12 comments on “Breeze Shows the Value of NDC with New Priceline Deal”
Breeze is a bad airline. I had a friend get involuntarily bumped off a Breeze flight a few weeks ago. They told her the next flight was in 3 days, which would not work. So, they gave her a link to get compensated and would not provide any more help at all. However, the compensation link would only allow you to use a US bank account with a debit card. As a non-US citizen, she did not have a US bank account. As far as what I can tell reading the law in 14 CFR 250.5, what they did is illegal. I believe they must provide IDB compensation via cash or check. It sounds like Breeze is a horrible airline with questionable business practices.
Your friend could file a complaint with the DOT. Cranky isn’t an ombudsman.

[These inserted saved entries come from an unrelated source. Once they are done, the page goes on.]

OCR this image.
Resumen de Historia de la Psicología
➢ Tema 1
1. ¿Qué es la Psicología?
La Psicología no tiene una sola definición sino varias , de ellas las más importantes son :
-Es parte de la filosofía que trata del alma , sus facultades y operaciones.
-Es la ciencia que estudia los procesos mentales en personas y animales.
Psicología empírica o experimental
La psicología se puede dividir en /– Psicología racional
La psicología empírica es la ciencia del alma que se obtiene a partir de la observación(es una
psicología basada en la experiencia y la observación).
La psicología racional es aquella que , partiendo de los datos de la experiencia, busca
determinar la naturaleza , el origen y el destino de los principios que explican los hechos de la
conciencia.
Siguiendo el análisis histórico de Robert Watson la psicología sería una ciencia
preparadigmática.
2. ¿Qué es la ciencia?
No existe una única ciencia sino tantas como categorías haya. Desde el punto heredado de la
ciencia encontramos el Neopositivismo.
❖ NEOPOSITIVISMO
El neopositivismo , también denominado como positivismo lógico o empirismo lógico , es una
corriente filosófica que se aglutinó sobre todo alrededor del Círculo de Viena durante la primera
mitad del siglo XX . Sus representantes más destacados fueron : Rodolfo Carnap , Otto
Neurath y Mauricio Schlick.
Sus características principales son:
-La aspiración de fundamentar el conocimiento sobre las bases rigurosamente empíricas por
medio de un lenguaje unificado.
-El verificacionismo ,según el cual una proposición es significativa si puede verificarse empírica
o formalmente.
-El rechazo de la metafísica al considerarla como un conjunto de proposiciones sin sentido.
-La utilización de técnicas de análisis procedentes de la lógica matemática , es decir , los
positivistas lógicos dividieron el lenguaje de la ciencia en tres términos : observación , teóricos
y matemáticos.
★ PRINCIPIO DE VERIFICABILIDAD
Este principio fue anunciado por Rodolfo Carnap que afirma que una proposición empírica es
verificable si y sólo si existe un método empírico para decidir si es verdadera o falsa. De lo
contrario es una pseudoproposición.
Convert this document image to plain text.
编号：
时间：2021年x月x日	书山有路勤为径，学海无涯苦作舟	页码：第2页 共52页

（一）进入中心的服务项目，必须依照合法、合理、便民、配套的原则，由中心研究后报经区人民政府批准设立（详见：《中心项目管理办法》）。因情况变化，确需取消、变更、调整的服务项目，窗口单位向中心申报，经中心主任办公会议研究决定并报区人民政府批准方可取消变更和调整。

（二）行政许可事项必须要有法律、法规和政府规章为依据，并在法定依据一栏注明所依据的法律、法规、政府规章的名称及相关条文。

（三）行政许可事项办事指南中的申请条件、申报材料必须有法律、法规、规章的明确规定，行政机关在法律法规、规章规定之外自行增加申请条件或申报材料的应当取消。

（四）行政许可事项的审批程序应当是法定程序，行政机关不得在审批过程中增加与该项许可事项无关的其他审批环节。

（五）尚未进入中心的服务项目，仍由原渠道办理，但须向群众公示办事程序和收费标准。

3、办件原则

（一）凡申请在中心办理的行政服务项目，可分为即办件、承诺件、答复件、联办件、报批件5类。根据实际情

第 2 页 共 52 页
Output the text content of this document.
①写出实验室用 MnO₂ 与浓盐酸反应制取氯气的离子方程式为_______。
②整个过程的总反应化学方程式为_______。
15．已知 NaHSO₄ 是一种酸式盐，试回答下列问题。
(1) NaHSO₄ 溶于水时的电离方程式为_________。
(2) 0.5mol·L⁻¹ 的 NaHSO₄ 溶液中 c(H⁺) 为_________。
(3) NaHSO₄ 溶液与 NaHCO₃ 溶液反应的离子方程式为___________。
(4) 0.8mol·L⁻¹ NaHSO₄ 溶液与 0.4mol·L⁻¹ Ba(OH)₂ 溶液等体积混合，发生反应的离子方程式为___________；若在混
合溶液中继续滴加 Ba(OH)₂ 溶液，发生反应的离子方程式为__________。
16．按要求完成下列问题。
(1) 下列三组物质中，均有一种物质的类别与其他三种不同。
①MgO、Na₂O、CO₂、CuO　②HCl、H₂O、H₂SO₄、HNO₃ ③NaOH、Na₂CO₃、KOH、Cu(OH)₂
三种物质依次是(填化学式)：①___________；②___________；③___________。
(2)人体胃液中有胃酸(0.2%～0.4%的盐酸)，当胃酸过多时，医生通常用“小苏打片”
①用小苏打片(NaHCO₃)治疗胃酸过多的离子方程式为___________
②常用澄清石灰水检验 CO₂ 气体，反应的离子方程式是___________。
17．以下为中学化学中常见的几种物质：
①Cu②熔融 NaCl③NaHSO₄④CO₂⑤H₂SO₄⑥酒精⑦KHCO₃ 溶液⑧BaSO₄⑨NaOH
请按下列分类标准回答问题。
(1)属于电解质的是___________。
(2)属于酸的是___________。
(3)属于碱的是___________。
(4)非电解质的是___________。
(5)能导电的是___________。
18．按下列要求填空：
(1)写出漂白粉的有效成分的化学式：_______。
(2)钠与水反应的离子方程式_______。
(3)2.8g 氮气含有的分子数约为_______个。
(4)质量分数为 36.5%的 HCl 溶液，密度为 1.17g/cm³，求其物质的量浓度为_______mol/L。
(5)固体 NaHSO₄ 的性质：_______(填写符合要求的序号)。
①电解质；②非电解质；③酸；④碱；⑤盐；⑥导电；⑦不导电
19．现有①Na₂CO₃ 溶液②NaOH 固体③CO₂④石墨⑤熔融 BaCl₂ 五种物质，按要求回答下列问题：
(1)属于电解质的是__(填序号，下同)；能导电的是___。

This is incorrect for an airline that does not provide international service or have the authorization to do so.
What your friend went through sounds most unfortunate. But hopefully she learned what I did a long time ago and that’s to not fly on airlines that don’t fly a route at least six days a week. If you’re on an airline that only flies 12 or three times a week to a destination then your chances of having what happened to your friend are multiplied exponentially. And for this situation and pretty much everything you need to do research and do diligence so you can make the best possible decision for yourself and not take chances like this.
There are positive examples of NDC across the industry, not just Breeze. For ticketless PSSs like Navitaire, and all the carriers who are hosted on them, NDC (well, APIs in general, whether SOAP, proprietary, or NDC) are SO MUCH less complex, less expensive, and far more agile than trying to sell anything via 40 year-old teletype messaging, let alone service the booking after sale. The problem is that GDSs and the airline industry as a whole don’t tend to invest in technology, and here we are. AA gets to be the bad guy for forcing advancement and everyone else will benefit from their leadership as agencies will be forced to move on ahead into the 21st century. The name alone has become a bit comical: New Distribution Capability (that’s been on IATA’s roadmap for nearly 10 years).
Clever marketing by Breeze to call their base fair “Nice.” It makes it seem like you are getting something. . . nice . . . when at the end of the day you are getting something “just OK.”
For truth in advertising, it should be crappy, less crappy and tolerable.
I thought the Nice fare was, well, nice. *shrug*
Why just Priceline? With ndc being a somewhat universal standard, I’d think they’d want to be on all of the services, Expedia, Travelocity, Orbitz, etc. Or is that a matter of negotiating individually with each service for inclusion?
Bill – It can’t be a technical issue, so it must be commercial. I assume Priceline was willing to extend terms that were acceptable, and Expedia (which owns Travelocity and Orbitz) isn’t there yet.
That’s interesting as I thought there would already be relatively standard terms for this throughout the industry.